One of the more interesting, and perhaps surprising letters comes from future President James Buchanan, while Millard Fillmore was still in the White House. What's surprising is the extraordinary religious tolerance shown by this Pennsylvanian who would be elected president as a Northern man with Southern principles due to his great tolerance of slavery. In 1851, he wrote to James Campbell, a Catholic and Democratic candidate for the state supreme court, in an era of growing nativist and anti-Catholic sentiment. Buchanan predicts that Campbell's candidacy will not be seriously harmed by his faith, and speaking of those prejudiced against him, Buchanan says "if on earth there is any thing I do despise it is to witness a poor frail ignorant worm of the dust setting himself up in the place of God to condemn his fellow man because professing a different faith from himself." Buchanan then concludes, "....I rejoice that a Catholic is to be settled upon the ticket. It is destined to do much good in correcting the opinions of honest but prejudiced men. It will be a contest between Democracy & Bigotry in which the former is sure to prevail." If only it were so easy. Campbell lost, while his four Democratic running mates won. Over the next few years, anti-Catholic nativism would rapidly spread with the birth and sudden growth of the Know Nothing party, culminating with their nomination of the former President Millard Fillmore for president. The Know Nothings would be defeated by this same James Buchanan, but those progressive sentiments expressed in the letter would not carry over to his dealings on the issue of slavery, and ultimately Buchanan's presidency would be, in most historians' eyes, a failed one. Priced at $15,000.
While Catholics were shut out of many public roles in this era, Charles Carroll, a wealthy landowner and businessman from Maryland, was not. He is the lone Catholic to sign the Declaration of Independence, and was the last surviving signer of that document. That's surprising as he was already 39 when he signed it. Carroll lived another 56 years, dying in 1832 at the age of 95. This is a letter he wrote when he was merely 89. It involves some business and legal matters the evidently still sharp Carroll was managing. $950.
If you collect letters written by presidents between their terms of office, you will not find many pieces to collect. Here's one. Of course it must come from Grover Cleveland, as he was the only president to serve nonconsecutive terms. Only a little over a week after attending the inauguration of his successor, Benjamin Harrison, Cleveland wrote his former Postmaster General.

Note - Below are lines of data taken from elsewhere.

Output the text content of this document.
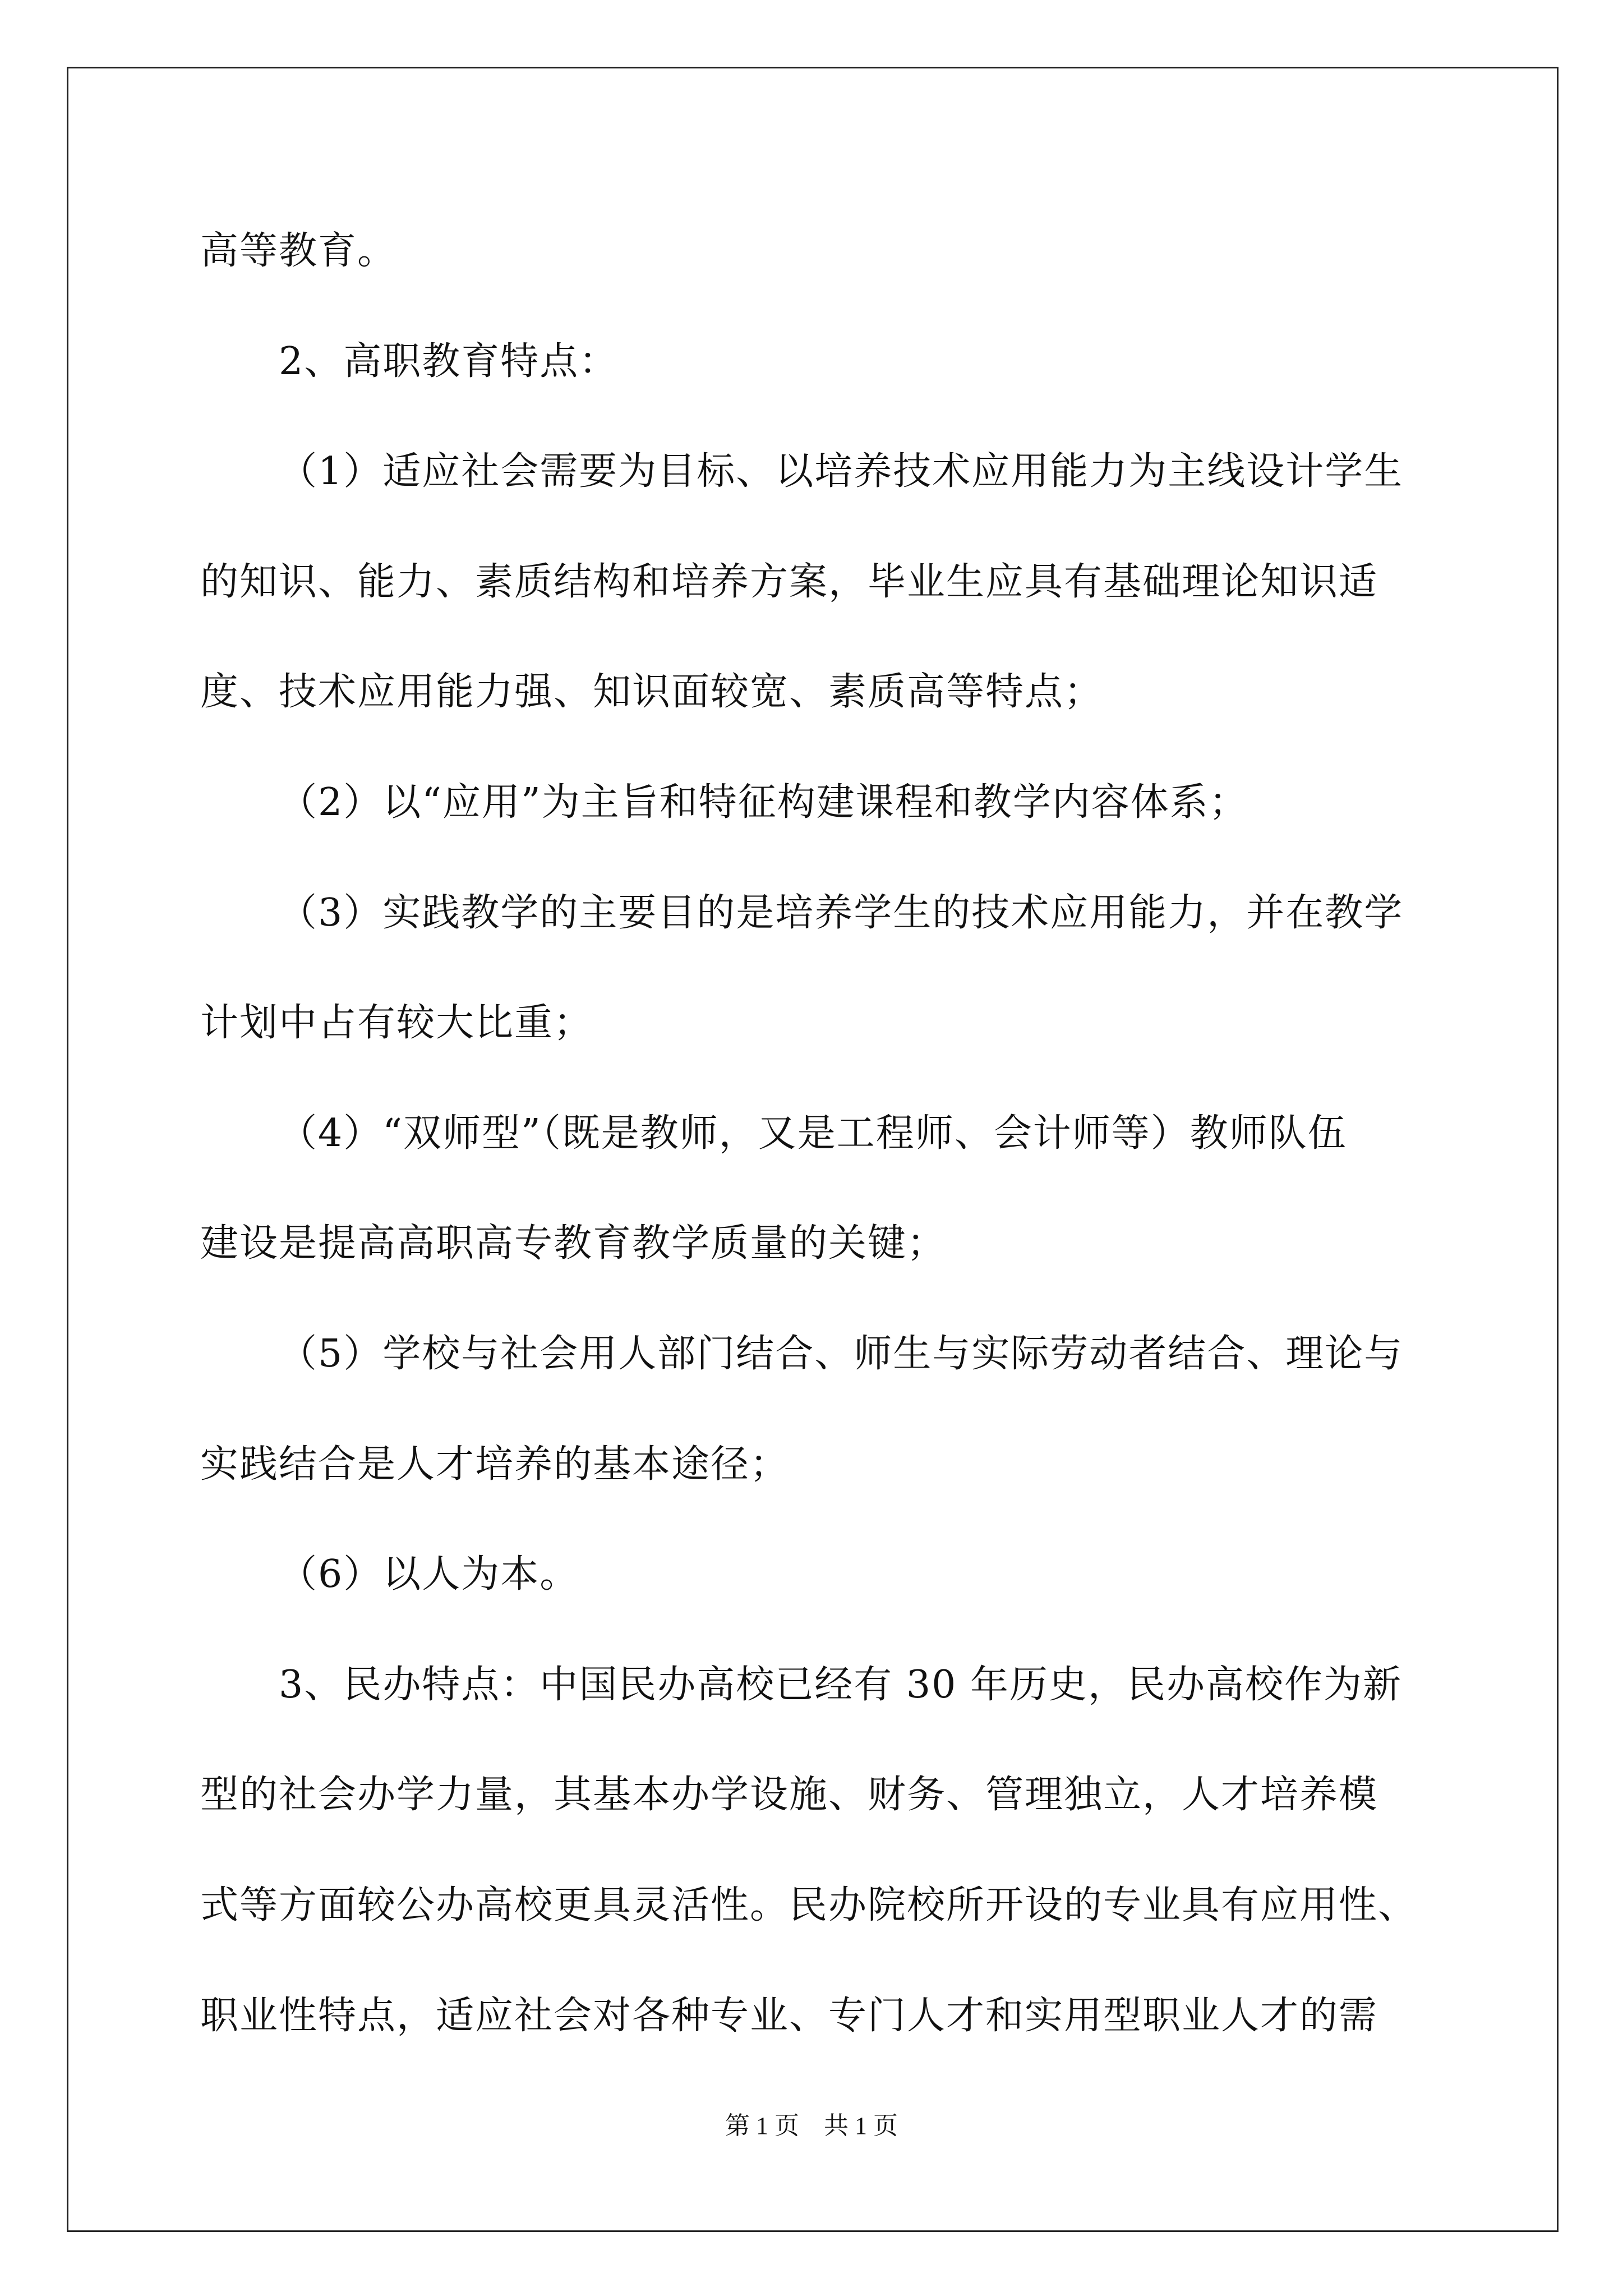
高等教育。
2、高职教育特点：
（1）适应社会需要为目标、以培养技术应用能力为主线设计学生
的知识、能力、素质结构和培养方案，毕业生应具有基础理论知识适
度、技术应用能力强、知识面较宽、素质高等特点；
（2）以“应用”为主旨和特征构建课程和教学内容体系；
（3）实践教学的主要目的是培养学生的技术应用能力，并在教学
计划中占有较大比重；
（4）“双师型”（既是教师，又是工程师、会计师等）教师队伍
建设是提高高职高专教育教学质量的关键；
（5）学校与社会用人部门结合、师生与实际劳动者结合、理论与
实践结合是人才培养的基本途径；
（6）以人为本。
3、民办特点：中国民办高校已经有 30 年历史，民办高校作为新
型的社会办学力量，其基本办学设施、财务、管理独立，人才培养模
式等方面较公办高校更具灵活性。民办院校所开设的专业具有应用性、
职业性特点，适应社会对各种专业、专门人才和实用型职业人才的需
第 1 页　共 1 页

Cleveland states that he was amazed by the cheers he received as he rode through the streets of Washington. "To tell you the truth I could see no difference between the demonstrations now and those I used to encounter when I was actually President," says the surprised Cleveland. Speaking of his future, Cleveland writes, "I am not at all concerned and am enjoying my release from official care more than I can tell you." Evidently he didn't enjoy it all that much, as four years later he was back in office. $1,000.